Frontend Extensions#

The goal of this chapter is to explain how to use Frontend extension classes to facilitate mapping of custom operations from framework model representation to OpenVINO representation. Refer to Introduction to OpenVINO Extension to understand the entire flow.

This API is applicable to new frontends only, which exist for ONNX, TensorFlow Lite, PaddlePaddle, and TensorFlow. If a different model format is used, follow legacy Model Optimizer Extensions guide.

Note

This documentation is written based on the Template extension, which demonstrates extension development details based on minimalistic Identity operation that is a placeholder for your real custom operation. You can review the complete code, which is fully compilable, to see how it works.

Note

You can find more examples of extensions in openvino_contrib repository.

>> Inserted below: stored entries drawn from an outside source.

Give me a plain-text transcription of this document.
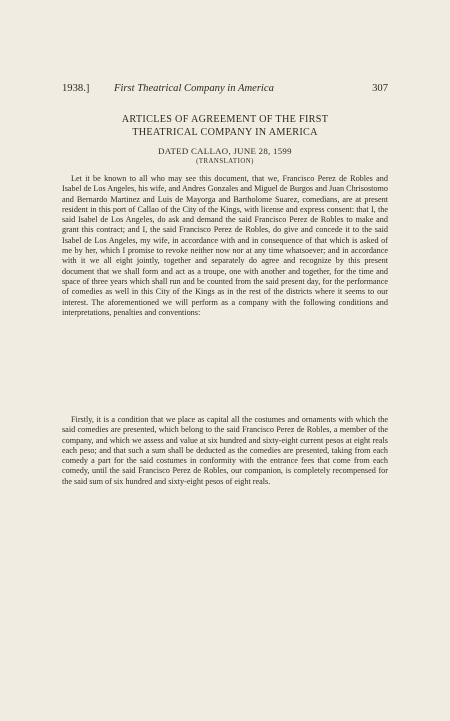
1938.] First Theatrical Company in America	307
ARTICLES OF AGREEMENT OF THE FIRST
THEATRICAL COMPANY IN AMERICA
DATED CALLAO, JUNE 28, 1599
(TRANSLATION)

Let it be known to all who may see this document, that we, Francisco Perez de Robles and Isabel de Los Angeles, his wife, and Andres Gonzales and Miguel de Burgos and Juan Chrisostomo and Bernardo Martinez and Luis de Mayorga and Bartholome Suarez, comedians, are at present resident in this port of Callao of the City of the Kings, with license and express consent: that I, the said Isabel de Los Angeles, do ask and demand the said Francisco Perez de Robles to make and grant this contract; and I, the said Francisco Perez de Robles, do give and concede it to the said Isabel de Los Angeles, my wife, in accordance with and in consequence of that which is asked of me by her, which I promise to revoke neither now nor at any time whatsoever; and in accordance with it we all eight jointly, together and separately do agree and recognize by this present document that we shall form and act as a troupe, one with another and together, for the time and space of three years which shall run and be counted from the said present day, for the performance of comedies as well in this City of the Kings as in the rest of the districts where it seems to our interest. The aforementioned we will perform as a company with the following conditions and interpretations, penalties and conventions:

Firstly, it is a condition that we place as capital all the costumes and ornaments with which the said comedies are presented, which belong to the said Francisco Perez de Robles, a member of the company, and which we assess and value at six hundred and sixty-eight current pesos at eight reals each peso; and that such a sum shall be deducted as the comedies are presented, taking from each comedy a part for the said costumes in conformity with the entrance fees that come from each comedy, until the said Francisco Perez de Robles, our companion, is completely recompensed for the said sum of six hundred and sixty-eight pesos of eight reals.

Single Operation Mapping with OpExtension#

This section covers the case when a single operation in framework representation is mapped to a single operation in OpenVINO representation. This is called one-to-one mapping. There is OpExtension class that works well if all the following conditions are satisfied:

  1. Number of inputs to operation in the Framework representation is the same as in the OpenVINO representation.

  2. Number of outputs is also the same in both representations.

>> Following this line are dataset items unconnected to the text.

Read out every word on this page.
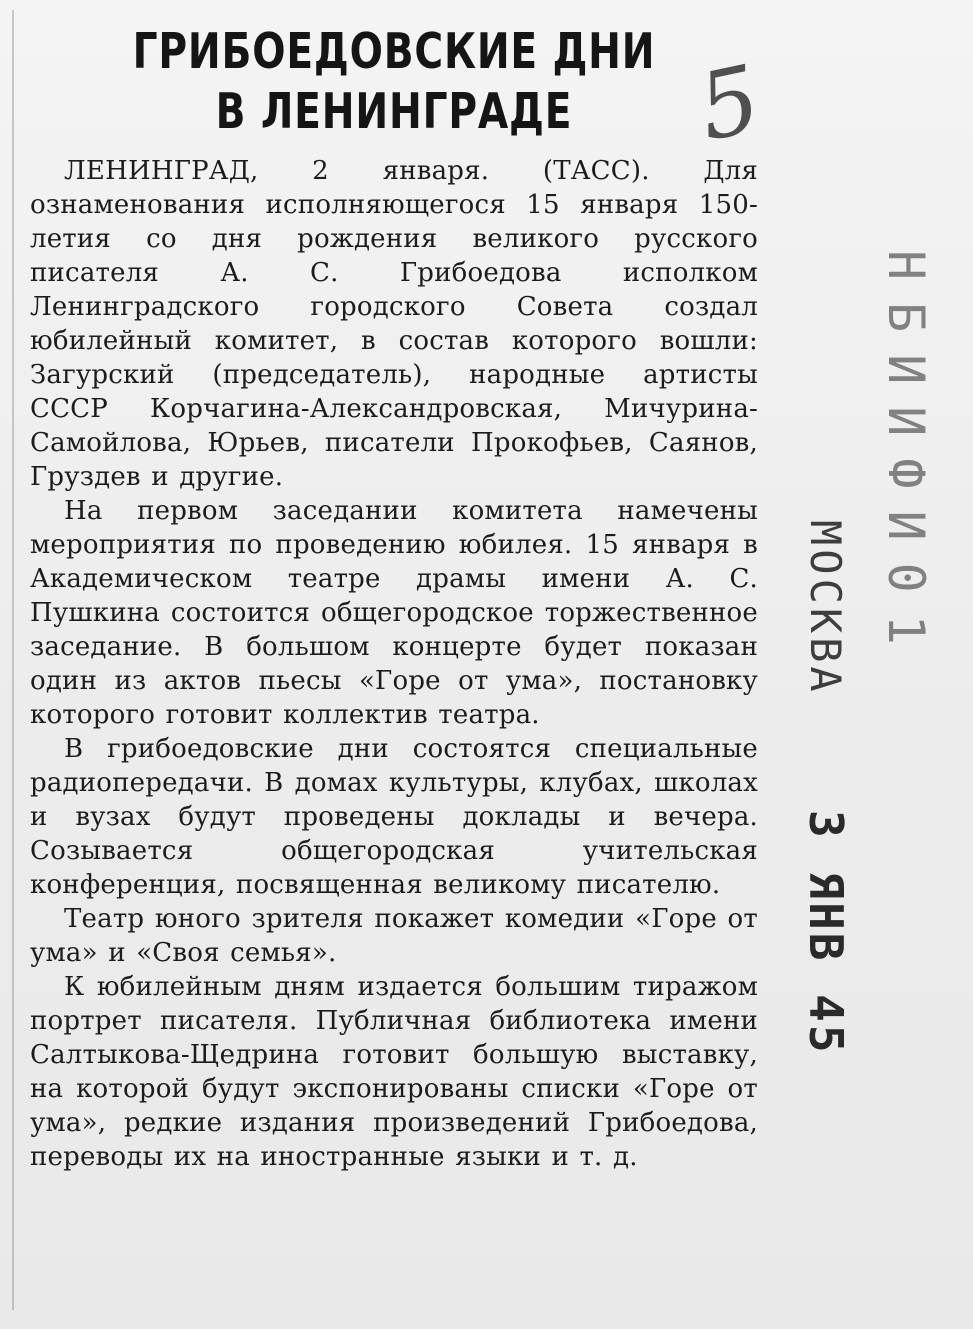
ГРИБОЕДОВСКИЕ ДНИ
В ЛЕНИНГРАДЕ

ЛЕНИНГРАД, 2 января. (ТАСС). Для ознаменования исполняющегося 15 января 150-летия со дня рождения великого русского писателя А. С. Грибоедова исполком Ленинградского городского Совета создал юбилейный комитет, в состав которого вошли: Загурский (председатель), народные артисты СССР Корчагина-Александровская, Мичурина-Самойлова, Юрьев, писатели Прокофьев, Саянов, Груздев и другие.

На первом заседании комитета намечены мероприятия по проведению юбилея. 15 января в Академическом театре драмы имени А. С. Пушкина состоится общегородское торжественное заседание. В большом концерте будет показан один из актов пьесы «Горе от ума», постановку которого готовит коллектив театра.

В грибоедовские дни состоятся специальные радиопередачи. В домах культуры, клубах, школах и вузах будут проведены доклады и вечера. Созывается общегородская учительская конференция, посвященная великому писателю.

Театр юного зрителя покажет комедии «Горе от ума» и «Своя семья».

К юбилейным дням издается большим тиражом портрет писателя. Публичная библиотека имени Салтыкова-Щедрина готовит большую выставку, на которой будут экспонированы списки «Горе от ума», редкие издания произведений Грибоедова, переводы их на иностранные языки и т. д.

5
МОСКВА
3 ЯНВ 45
НБИИФИ01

  3. Inputs can be indexed and are mapped in order correspondingly, e.g. input with index 0 in framework representation maps to input with index 0 in OpenVINO representation and so on.

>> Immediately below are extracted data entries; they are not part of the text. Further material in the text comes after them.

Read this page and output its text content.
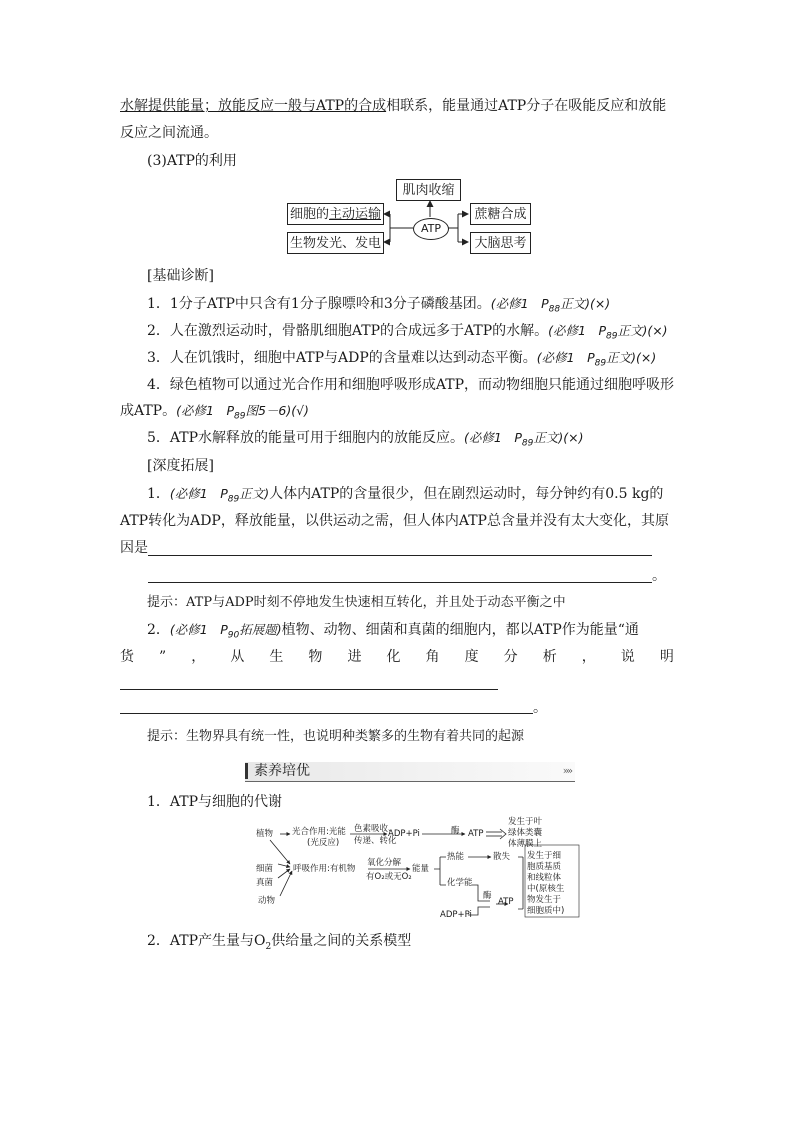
水解提供能量；放能反应一般与ATP的合成相联系，能量通过ATP分子在吸能反应和放能
反应之间流通。
(3)ATP的利用
肌肉收缩
细胞的主动运输
生物发光、发电
ATP
蔗糖合成
大脑思考
[基础诊断]
1．1分子ATP中只含有1分子腺嘌呤和3分子磷酸基团。(必修1　$P_{88}$正文)(×)
2．人在激烈运动时，骨骼肌细胞ATP的合成远多于ATP的水解。(必修1　$P_{89}$正文)(×)
3．人在饥饿时，细胞中ATP与ADP的含量难以达到动态平衡。(必修1　$P_{89}$正文)(×)
4．绿色植物可以通过光合作用和细胞呼吸形成ATP，而动物细胞只能通过细胞呼吸形
成ATP。(必修1　$P_{89}$图5－6)(√)
5．ATP水解释放的能量可用于细胞内的放能反应。(必修1　$P_{89}$正文)(×)
[深度拓展]
1．(必修1　$P_{89}$正文)人体内ATP的含量很少，但在剧烈运动时，每分钟约有0.5 kg的
ATP转化为ADP，释放能量，以供运动之需，但人体内ATP总含量并没有太大变化，其原
因是
。
提示：ATP与ADP时刻不停地发生快速相互转化，并且处于动态平衡之中
2．(必修1　$P_{90}$拓展题)植物、动物、细菌和真菌的细胞内，都以ATP作为能量“通
货 ” ， 从 生 物 进 化 角 度 分 析 ， 说 明
。
提示：生物界具有统一性，也说明种类繁多的生物有着共同的起源
素养培优	»»
1．ATP与细胞的代谢
植物 光合作用:光能
(光反应)
色素吸收、
传递、转化
ADP+Pi	酶 ATP
发生于叶
绿体类囊
体薄膜上
细菌
真菌
动物
呼吸作用:有机物
氧化分解
有O₂或无O₂
能量
热能	散失
化学能
酶
ATP
ADP+Pi
发生于细
胞质基质
和线粒体
中(原核生
物发生于
细胞质中)
2．ATP产生量与$O_2$供给量之间的关系模型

  4. The same for outputs.

  5. Each attribute in OpenVINO operation can be initialized from one of the attributes of original operation or by some predefined constant value. Value of copied attributes cannot contain expressions, value is accepted as-is, so type of a value should be compatible.

Note

OpExtension class is currently available for ONNX and TensorFlow frontends. PaddlePaddle frontend has named inputs and outputs for operation (not indexed) therefore OpExtension mapping is not applicable for this case.

The following example maps ONNX operation with the type of Identity to OpenVINO template extension Identity class.

#include <openvino/frontend/extension.hpp>
auto extension1 = ov::frontend::OpExtension<TemplateExtension::Identity>("Identity");

// or even simpler if original FW type and OV type of operations match, that is "Identity"
auto extension2 = ov::frontend::OpExtension<TemplateExtension::Identity>();

The mapping doesn’t involve any attributes, as operation Identity doesn’t have them.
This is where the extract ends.